In [70]: idx=np.arange(3)                                                                                    
In [71]: TT[0,idx,idx] = abc[:,0,0]                                                                          
In [72]: TT                                                                                                  
Out[72]: 
array([[[2, 0, 0],
        [0, 3, 0],
        [0, 0, 8]],
        ...

To set all 6 we need an array that matches this shape:

In [74]: TT[:,idx,idx].shape                                                                                 
Out[74]: (6, 3)

Reshape abc. The result is (3,6).
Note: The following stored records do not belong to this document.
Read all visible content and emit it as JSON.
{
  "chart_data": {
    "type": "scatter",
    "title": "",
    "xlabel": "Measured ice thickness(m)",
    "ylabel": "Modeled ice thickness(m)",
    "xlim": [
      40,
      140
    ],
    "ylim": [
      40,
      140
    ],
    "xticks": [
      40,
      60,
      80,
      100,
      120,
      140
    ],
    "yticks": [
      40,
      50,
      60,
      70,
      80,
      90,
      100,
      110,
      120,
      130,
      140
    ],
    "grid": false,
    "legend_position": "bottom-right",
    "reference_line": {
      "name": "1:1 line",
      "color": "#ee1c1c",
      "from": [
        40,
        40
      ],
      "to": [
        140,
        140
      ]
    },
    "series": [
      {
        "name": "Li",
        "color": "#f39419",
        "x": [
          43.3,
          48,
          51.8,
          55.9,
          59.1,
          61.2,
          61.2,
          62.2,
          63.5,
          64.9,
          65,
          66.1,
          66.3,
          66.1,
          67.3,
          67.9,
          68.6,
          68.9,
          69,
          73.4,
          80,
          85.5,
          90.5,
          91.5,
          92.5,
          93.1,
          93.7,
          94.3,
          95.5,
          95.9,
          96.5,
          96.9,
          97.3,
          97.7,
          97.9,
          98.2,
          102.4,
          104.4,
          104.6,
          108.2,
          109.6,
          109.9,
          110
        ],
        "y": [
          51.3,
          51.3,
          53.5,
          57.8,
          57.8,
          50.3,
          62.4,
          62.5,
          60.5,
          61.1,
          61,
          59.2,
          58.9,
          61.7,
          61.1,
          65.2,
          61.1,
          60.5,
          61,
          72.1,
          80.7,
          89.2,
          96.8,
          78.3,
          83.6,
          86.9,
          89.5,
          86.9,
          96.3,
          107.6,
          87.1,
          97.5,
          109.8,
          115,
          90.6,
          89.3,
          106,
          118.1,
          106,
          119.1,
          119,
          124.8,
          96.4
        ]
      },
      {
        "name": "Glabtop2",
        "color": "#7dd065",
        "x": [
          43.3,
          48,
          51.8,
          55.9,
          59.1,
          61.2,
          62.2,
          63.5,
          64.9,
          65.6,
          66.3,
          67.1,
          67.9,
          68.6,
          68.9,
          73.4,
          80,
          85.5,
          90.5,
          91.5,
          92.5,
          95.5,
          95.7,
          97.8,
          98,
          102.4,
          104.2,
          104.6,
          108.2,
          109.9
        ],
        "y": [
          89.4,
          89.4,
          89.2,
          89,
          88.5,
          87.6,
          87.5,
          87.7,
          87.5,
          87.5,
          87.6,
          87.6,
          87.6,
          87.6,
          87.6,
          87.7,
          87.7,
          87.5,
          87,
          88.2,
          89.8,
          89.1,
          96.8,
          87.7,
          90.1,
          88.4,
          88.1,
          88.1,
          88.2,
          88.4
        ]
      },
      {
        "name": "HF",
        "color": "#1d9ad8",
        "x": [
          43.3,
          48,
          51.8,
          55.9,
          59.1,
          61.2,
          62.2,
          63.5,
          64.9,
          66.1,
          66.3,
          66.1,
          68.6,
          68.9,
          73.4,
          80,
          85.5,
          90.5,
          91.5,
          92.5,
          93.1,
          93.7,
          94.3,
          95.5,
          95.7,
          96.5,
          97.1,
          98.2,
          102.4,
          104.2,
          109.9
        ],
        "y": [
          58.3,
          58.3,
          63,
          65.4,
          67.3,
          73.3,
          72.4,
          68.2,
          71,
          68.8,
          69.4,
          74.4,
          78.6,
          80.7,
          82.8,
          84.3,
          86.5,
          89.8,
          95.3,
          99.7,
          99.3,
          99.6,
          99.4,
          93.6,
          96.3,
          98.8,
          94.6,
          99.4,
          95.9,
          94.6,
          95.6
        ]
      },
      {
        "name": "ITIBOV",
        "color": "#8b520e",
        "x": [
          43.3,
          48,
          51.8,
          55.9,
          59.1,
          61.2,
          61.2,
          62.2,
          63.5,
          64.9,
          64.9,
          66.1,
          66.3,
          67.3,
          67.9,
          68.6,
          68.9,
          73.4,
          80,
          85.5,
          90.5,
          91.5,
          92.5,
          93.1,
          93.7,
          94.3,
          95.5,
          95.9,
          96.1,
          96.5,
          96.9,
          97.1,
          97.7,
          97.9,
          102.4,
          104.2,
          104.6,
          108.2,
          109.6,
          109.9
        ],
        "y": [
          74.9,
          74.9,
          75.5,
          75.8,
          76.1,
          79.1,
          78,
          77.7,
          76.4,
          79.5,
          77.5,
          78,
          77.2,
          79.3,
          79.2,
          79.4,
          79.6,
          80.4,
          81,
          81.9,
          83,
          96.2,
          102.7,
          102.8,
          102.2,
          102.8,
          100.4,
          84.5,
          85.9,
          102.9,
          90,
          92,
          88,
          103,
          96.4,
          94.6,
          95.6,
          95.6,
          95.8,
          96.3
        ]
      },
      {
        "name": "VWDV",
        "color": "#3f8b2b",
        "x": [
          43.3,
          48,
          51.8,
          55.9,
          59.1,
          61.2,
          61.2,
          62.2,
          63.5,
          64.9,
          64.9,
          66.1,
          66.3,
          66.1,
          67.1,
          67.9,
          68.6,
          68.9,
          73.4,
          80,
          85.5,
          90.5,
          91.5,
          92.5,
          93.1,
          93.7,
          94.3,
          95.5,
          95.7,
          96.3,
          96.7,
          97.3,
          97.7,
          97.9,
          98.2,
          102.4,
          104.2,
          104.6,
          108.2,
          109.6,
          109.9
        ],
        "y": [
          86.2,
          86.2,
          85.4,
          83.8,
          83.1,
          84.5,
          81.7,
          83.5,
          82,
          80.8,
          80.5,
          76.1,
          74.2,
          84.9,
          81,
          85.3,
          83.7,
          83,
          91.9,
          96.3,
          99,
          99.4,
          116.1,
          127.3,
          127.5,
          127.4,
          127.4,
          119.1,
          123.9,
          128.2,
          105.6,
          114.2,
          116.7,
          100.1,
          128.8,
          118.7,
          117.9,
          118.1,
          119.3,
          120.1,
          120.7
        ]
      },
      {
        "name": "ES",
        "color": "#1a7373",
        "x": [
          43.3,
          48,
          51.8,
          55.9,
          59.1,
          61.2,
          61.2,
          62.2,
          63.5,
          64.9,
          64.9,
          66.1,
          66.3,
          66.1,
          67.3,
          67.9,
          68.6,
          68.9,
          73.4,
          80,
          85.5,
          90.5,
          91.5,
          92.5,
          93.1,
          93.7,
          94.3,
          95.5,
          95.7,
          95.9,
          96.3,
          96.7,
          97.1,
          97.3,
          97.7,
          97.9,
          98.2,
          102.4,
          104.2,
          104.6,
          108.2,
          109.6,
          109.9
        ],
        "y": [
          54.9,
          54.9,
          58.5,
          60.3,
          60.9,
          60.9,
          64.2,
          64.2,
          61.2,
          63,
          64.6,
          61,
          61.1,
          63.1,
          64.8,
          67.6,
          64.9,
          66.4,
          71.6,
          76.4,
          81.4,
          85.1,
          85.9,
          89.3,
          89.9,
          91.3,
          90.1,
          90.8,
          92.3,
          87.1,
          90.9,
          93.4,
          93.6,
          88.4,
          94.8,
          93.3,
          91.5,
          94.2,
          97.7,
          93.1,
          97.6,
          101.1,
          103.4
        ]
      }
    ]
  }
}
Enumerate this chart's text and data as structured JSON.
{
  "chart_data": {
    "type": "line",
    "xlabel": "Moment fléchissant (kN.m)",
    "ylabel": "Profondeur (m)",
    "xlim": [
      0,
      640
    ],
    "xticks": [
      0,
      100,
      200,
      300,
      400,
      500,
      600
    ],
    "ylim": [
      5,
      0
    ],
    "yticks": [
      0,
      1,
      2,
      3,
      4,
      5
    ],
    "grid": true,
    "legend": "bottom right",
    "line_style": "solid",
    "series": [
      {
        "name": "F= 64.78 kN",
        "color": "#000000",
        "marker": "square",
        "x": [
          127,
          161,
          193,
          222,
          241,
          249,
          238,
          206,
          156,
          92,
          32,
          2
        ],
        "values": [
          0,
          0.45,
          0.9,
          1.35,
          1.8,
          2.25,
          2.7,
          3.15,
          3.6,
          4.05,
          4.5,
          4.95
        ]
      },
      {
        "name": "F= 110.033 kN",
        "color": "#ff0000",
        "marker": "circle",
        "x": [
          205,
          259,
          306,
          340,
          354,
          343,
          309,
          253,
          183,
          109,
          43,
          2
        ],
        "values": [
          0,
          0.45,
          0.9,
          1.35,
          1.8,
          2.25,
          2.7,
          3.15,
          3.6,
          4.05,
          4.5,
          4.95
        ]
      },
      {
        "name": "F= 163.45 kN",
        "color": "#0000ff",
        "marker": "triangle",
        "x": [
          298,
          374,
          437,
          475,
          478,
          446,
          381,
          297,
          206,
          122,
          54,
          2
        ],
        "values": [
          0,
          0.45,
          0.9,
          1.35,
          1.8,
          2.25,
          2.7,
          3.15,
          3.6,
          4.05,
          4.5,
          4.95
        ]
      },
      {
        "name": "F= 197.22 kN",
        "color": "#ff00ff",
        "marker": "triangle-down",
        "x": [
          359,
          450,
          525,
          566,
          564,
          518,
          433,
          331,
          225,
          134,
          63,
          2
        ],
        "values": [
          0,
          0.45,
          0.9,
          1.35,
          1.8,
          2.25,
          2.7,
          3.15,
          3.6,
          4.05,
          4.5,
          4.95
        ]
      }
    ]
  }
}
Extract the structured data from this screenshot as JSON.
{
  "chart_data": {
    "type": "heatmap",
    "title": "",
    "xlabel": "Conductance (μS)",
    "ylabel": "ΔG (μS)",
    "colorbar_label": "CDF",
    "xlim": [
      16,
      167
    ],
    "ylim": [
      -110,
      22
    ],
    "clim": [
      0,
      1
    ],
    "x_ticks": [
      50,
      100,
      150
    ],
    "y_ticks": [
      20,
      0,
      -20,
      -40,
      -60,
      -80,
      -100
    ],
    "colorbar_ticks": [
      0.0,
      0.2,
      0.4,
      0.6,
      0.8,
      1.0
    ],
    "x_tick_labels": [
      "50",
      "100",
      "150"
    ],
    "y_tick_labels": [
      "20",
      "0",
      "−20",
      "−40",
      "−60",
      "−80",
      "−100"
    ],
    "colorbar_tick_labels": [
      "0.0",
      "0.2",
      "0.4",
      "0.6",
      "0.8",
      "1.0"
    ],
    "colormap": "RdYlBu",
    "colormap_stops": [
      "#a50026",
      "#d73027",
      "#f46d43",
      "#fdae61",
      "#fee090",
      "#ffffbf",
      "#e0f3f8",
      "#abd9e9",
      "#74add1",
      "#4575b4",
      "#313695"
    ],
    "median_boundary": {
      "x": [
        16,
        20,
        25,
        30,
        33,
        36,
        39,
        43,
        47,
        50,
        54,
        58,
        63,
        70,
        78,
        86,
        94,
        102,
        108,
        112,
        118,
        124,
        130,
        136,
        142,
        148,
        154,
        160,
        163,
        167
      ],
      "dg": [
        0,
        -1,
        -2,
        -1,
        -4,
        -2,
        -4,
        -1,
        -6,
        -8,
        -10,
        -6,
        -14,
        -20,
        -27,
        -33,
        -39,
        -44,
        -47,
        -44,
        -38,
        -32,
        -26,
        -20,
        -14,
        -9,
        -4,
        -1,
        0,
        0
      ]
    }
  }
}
Transpose to make a (6,3):

In [75]: abc.reshape(3,6)                                                                                    
Out[75]: 
array([[2, 5, 9, 7, 2, 4],
       [3, 6, 2, 1, 6, 8],
       [8, 7, 4, 9, 3, 1]])
In [76]: TT[:,idx,idx] = abc.reshape(3,6).T                                                                  
In [77]: TT                                                                                                  
Out[77]: 
array([[[2, 0, 0],
        [0, 3, 0],
        [0, 0, 8]],

       [[5, 0, 0],
        [0, 6, 0],
        [0, 0, 7]],

       [[9, 0, 0],
        [0, 2, 0],
        [0, 0, 4]],

       [[7, 0, 0],
        [0, 1, 0],
        [0, 0, 9]],

       [[2, 0, 0],
        [0, 6, 0],
        [0, 0, 3]],

       [[4, 0, 0],
        [0, 8, 0],
        [0, 0, 1]]])

Rearrange elements with reshapes and transpose:

In [82]: TT.reshape(2,3,3,3).transpose(0,2,1,3).reshape(6,9)                                                 
Out[82]: 
array([[2, 0, 0, 5, 0, 0, 9, 0, 0],
       [0, 3, 0, 0, 6, 0, 0, 2, 0],
       [0, 0, 8, 0, 0, 7, 0, 0, 4],
       [7, 0, 0, 2, 0, 0, 4, 0, 0],
       [0, 1, 0, 0, 6, 0, 0, 8, 0],
       [0, 0, 9, 0, 0, 3, 0, 0, 1]])

I came up that, step by step. You may want to recreate those steps for yourself. I won't take up the space here.

There may be more direct ways of creating this, but I think the steps are instructive.